Mom and Dad looked at each other as if they were communicating telepathically.
“Isn’t that a little creepy?” Dad asked.
“Yeah, well, ask her,” I jabbed a thumb toward Andie.
“Oh, come on,” Andie said. “It’s not like we’re going to see Aunt May’s ghost or something. And even if we did, she’d probably be a pretty cool ghost.”
“I guess that’s true,” Dad said.
“I suppose it would be all right,” Mom said. “The phone still works down there, and you have your cells. I would feel better if you took Socrates with you, though.”

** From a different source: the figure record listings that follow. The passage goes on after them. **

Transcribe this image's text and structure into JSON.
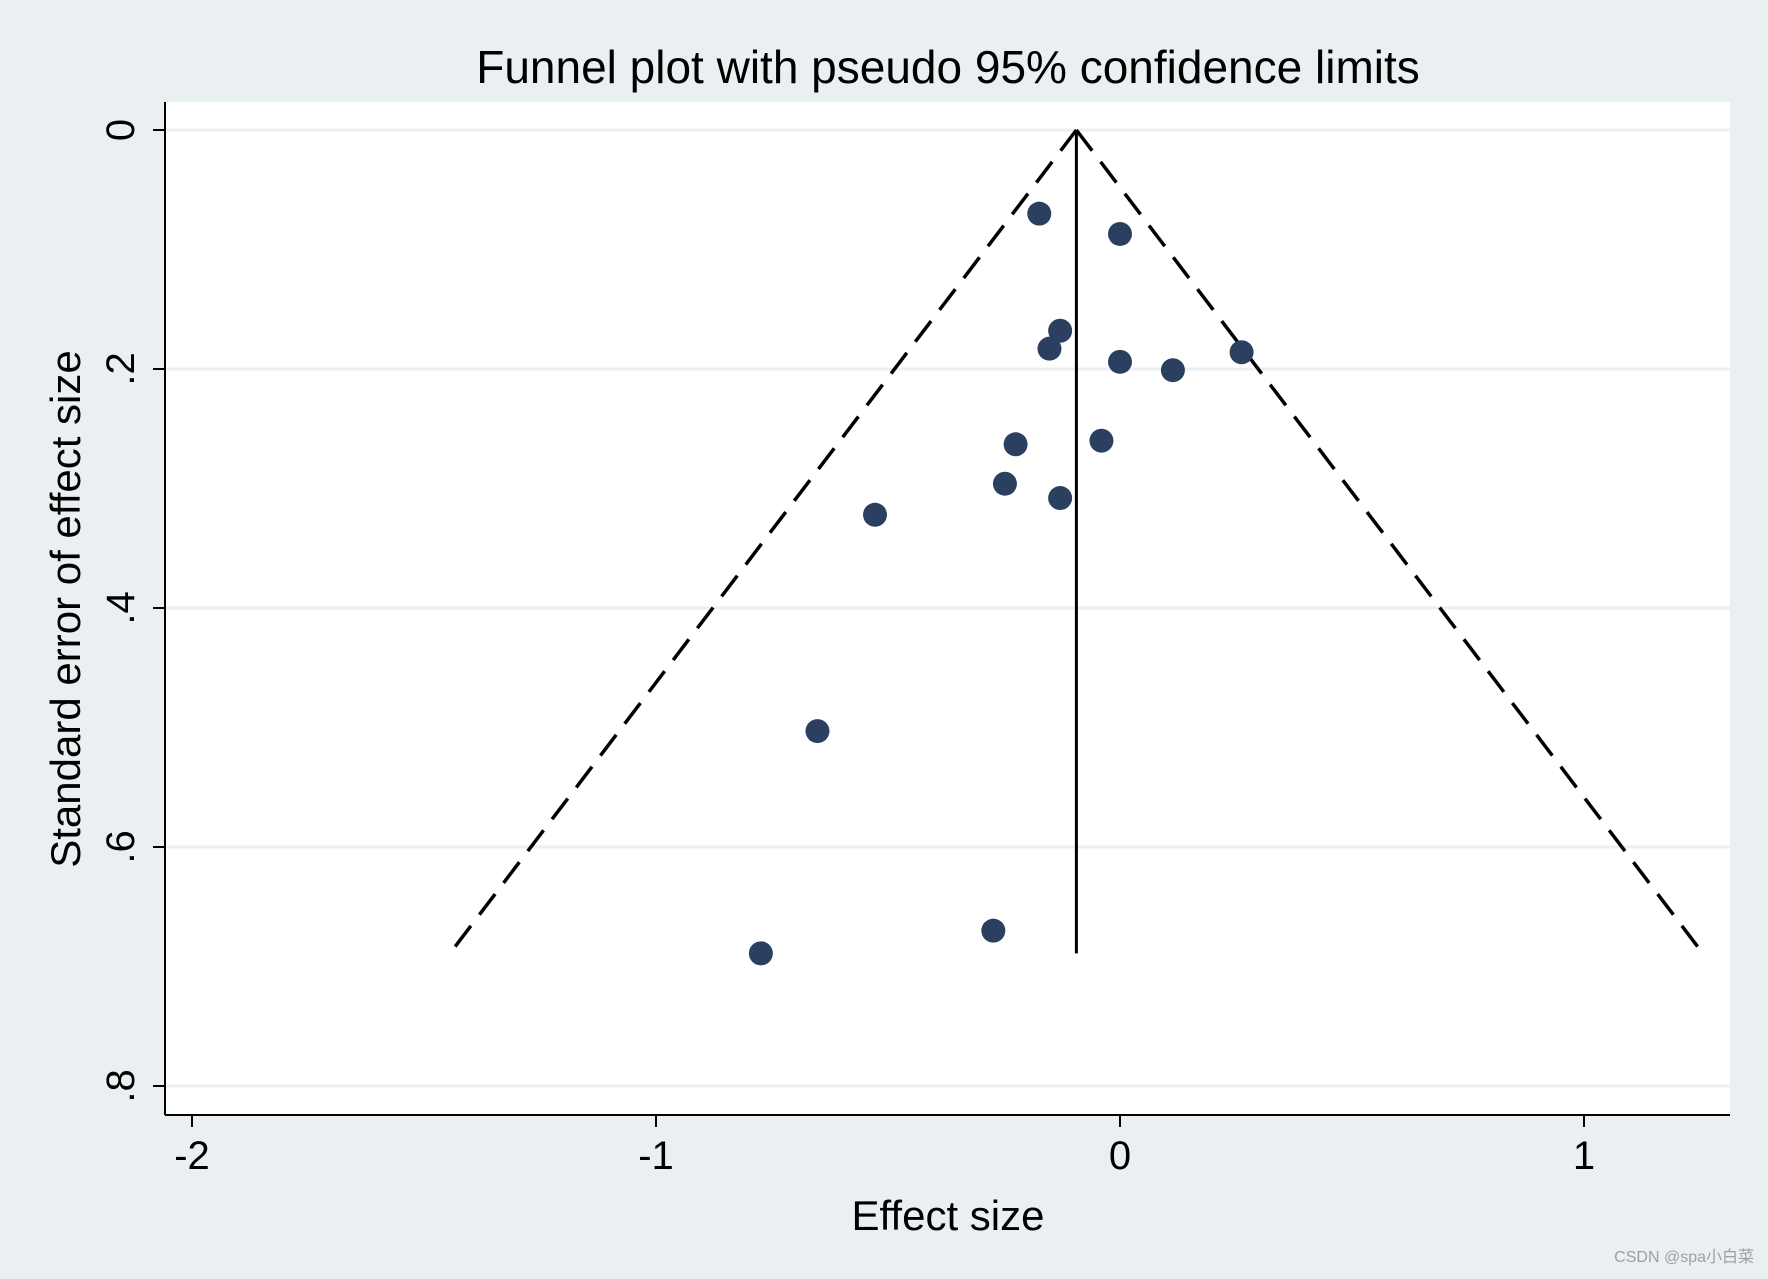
{
  "watermark": "CSDN @spa小白菜",
  "colors": {
    "background": "#eaf0f2",
    "plot_background": "#ffffff",
    "gridline": "#eaf0f2",
    "marker": "#2b3f61",
    "line": "#000000"
  },
  "chart_data": {
    "type": "scatter",
    "title": "Funnel plot with pseudo 95% confidence limits",
    "xlabel": "Effect size",
    "ylabel": "Standard error of effect size",
    "xlim": [
      -2.06,
      1.31
    ],
    "ylim": [
      0.826,
      -0.03
    ],
    "y_reversed": true,
    "grid": true,
    "xticks": [
      {
        "value": -2,
        "label": "-2"
      },
      {
        "value": -1,
        "label": "-1"
      },
      {
        "value": 0,
        "label": "0"
      },
      {
        "value": 1,
        "label": "1"
      }
    ],
    "yticks": [
      {
        "value": 0,
        "label": "0"
      },
      {
        "value": 0.2,
        "label": ".2"
      },
      {
        "value": 0.4,
        "label": ".4"
      },
      {
        "value": 0.6,
        "label": ".6"
      },
      {
        "value": 0.8,
        "label": ".8"
      }
    ],
    "pooled_effect": -0.094,
    "max_se": 0.689,
    "confidence_limits": {
      "apex": {
        "x": -0.094,
        "y": 0
      },
      "left": {
        "x": -1.444,
        "y": 0.689
      },
      "right": {
        "x": 1.256,
        "y": 0.689
      }
    },
    "points": [
      {
        "x": -0.174,
        "y": 0.07
      },
      {
        "x": 0.0,
        "y": 0.087
      },
      {
        "x": -0.129,
        "y": 0.168
      },
      {
        "x": -0.152,
        "y": 0.183
      },
      {
        "x": 0.0,
        "y": 0.194
      },
      {
        "x": 0.114,
        "y": 0.201
      },
      {
        "x": 0.262,
        "y": 0.186
      },
      {
        "x": -0.225,
        "y": 0.263
      },
      {
        "x": -0.04,
        "y": 0.26
      },
      {
        "x": -0.248,
        "y": 0.296
      },
      {
        "x": -0.129,
        "y": 0.308
      },
      {
        "x": -0.528,
        "y": 0.322
      },
      {
        "x": -0.652,
        "y": 0.503
      },
      {
        "x": -0.273,
        "y": 0.67
      },
      {
        "x": -0.774,
        "y": 0.689
      }
    ]
  }
}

At the sound of his name, Socrates’ head popped up from a hole he was digging in the yard. He looked at us with his ears cocked and head tilted to one side, then bounded over to the porch. He plopped down on his haunches in front of Mom and gazed at her adoringly, nose caked with dirt, eyes expectant.
Mom laughed and stood up. “Well, now I’ve done it, I better get him a biscuit. Do you girls want to take the sleeping bags down there? I’m not sure what May has in terms of sheets. Oh, and if you could do me a favor and clean up the kitchen and put away the food. I put the perishable items in the fridge, but we were so tired, we left everything else out. I planned to go back down later, but you could save me a trip.”

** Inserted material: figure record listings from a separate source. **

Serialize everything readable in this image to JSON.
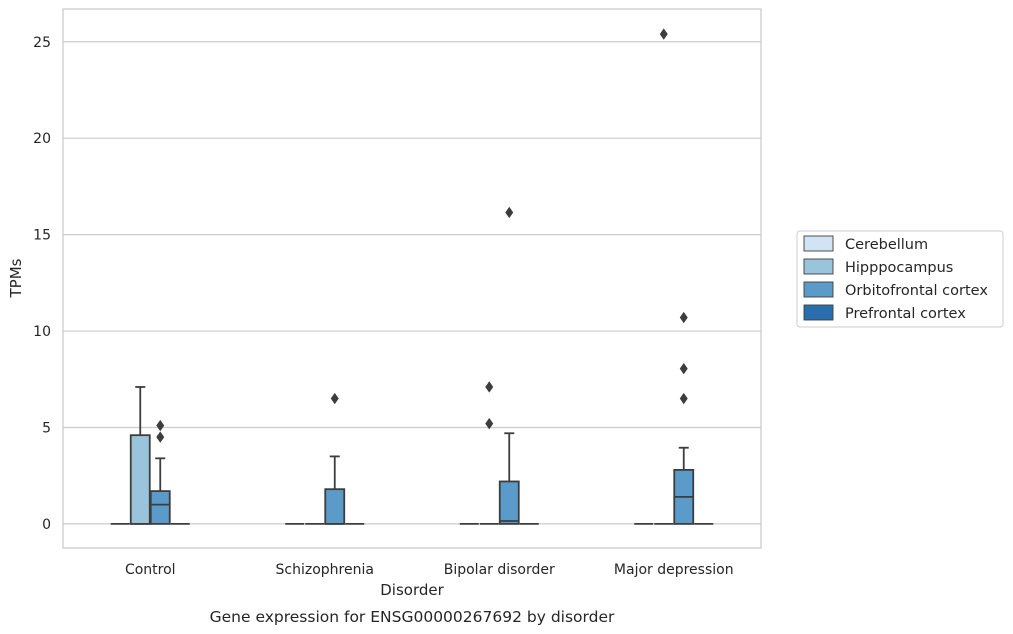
{
  "chart_data": {
    "type": "box",
    "title": "",
    "caption": "Gene expression for ENSG00000267692 by disorder",
    "xlabel": "Disorder",
    "ylabel": "TPMs",
    "ylim": [
      -1.25,
      26.7
    ],
    "yticks": [
      0,
      5,
      10,
      15,
      20,
      25
    ],
    "grid": "horizontal",
    "legend_position": "right",
    "categories": [
      "Control",
      "Schizophrenia",
      "Bipolar disorder",
      "Major depression"
    ],
    "series": [
      {
        "name": "Cerebellum",
        "color": "#d2e3f3",
        "boxes": [
          {
            "q1": 0,
            "median": 0,
            "q3": 0,
            "whisker_low": 0,
            "whisker_high": 0,
            "outliers": []
          },
          {
            "q1": 0,
            "median": 0,
            "q3": 0,
            "whisker_low": 0,
            "whisker_high": 0,
            "outliers": []
          },
          {
            "q1": 0,
            "median": 0,
            "q3": 0,
            "whisker_low": 0,
            "whisker_high": 0,
            "outliers": []
          },
          {
            "q1": 0,
            "median": 0,
            "q3": 0,
            "whisker_low": 0,
            "whisker_high": 0,
            "outliers": []
          }
        ]
      },
      {
        "name": "Hipppocampus",
        "color": "#9ac3dc",
        "boxes": [
          {
            "q1": 0,
            "median": 0,
            "q3": 4.6,
            "whisker_low": 0,
            "whisker_high": 7.1,
            "outliers": []
          },
          {
            "q1": 0,
            "median": 0,
            "q3": 0,
            "whisker_low": 0,
            "whisker_high": 0,
            "outliers": []
          },
          {
            "q1": 0,
            "median": 0,
            "q3": 0,
            "whisker_low": 0,
            "whisker_high": 0,
            "outliers": [
              7.1,
              5.2
            ]
          },
          {
            "q1": 0,
            "median": 0,
            "q3": 0,
            "whisker_low": 0,
            "whisker_high": 0,
            "outliers": [
              25.4
            ]
          }
        ]
      },
      {
        "name": "Orbitofrontal cortex",
        "color": "#5b9bc9",
        "boxes": [
          {
            "q1": 0,
            "median": 1.0,
            "q3": 1.7,
            "whisker_low": 0,
            "whisker_high": 3.4,
            "outliers": [
              5.1,
              4.5
            ]
          },
          {
            "q1": 0,
            "median": 0,
            "q3": 1.8,
            "whisker_low": 0,
            "whisker_high": 3.5,
            "outliers": [
              6.5
            ]
          },
          {
            "q1": 0,
            "median": 0.15,
            "q3": 2.2,
            "whisker_low": 0,
            "whisker_high": 4.7,
            "outliers": [
              16.15
            ]
          },
          {
            "q1": 0,
            "median": 1.4,
            "q3": 2.8,
            "whisker_low": 0,
            "whisker_high": 3.95,
            "outliers": [
              10.7,
              6.5,
              8.05
            ]
          }
        ]
      },
      {
        "name": "Prefrontal cortex",
        "color": "#2a6fad",
        "boxes": [
          {
            "q1": 0,
            "median": 0,
            "q3": 0,
            "whisker_low": 0,
            "whisker_high": 0,
            "outliers": []
          },
          {
            "q1": 0,
            "median": 0,
            "q3": 0,
            "whisker_low": 0,
            "whisker_high": 0,
            "outliers": []
          },
          {
            "q1": 0,
            "median": 0,
            "q3": 0,
            "whisker_low": 0,
            "whisker_high": 0,
            "outliers": []
          },
          {
            "q1": 0,
            "median": 0,
            "q3": 0,
            "whisker_low": 0,
            "whisker_high": 0,
            "outliers": []
          }
        ]
      }
    ]
  }
}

“Sure thing, Mrs. Thomas.” Andie, as the guest, was more polite than I would have been.
I ran upstairs and threw my overnight things in my backpack. When I got back downstairs, Mom had taken the sleeping bags out of the closet for us, and Dad was testing the battery in a yellow flashlight the size of a large brick.
“Here, better take this with you, in case you need to come back up to the house for anything.”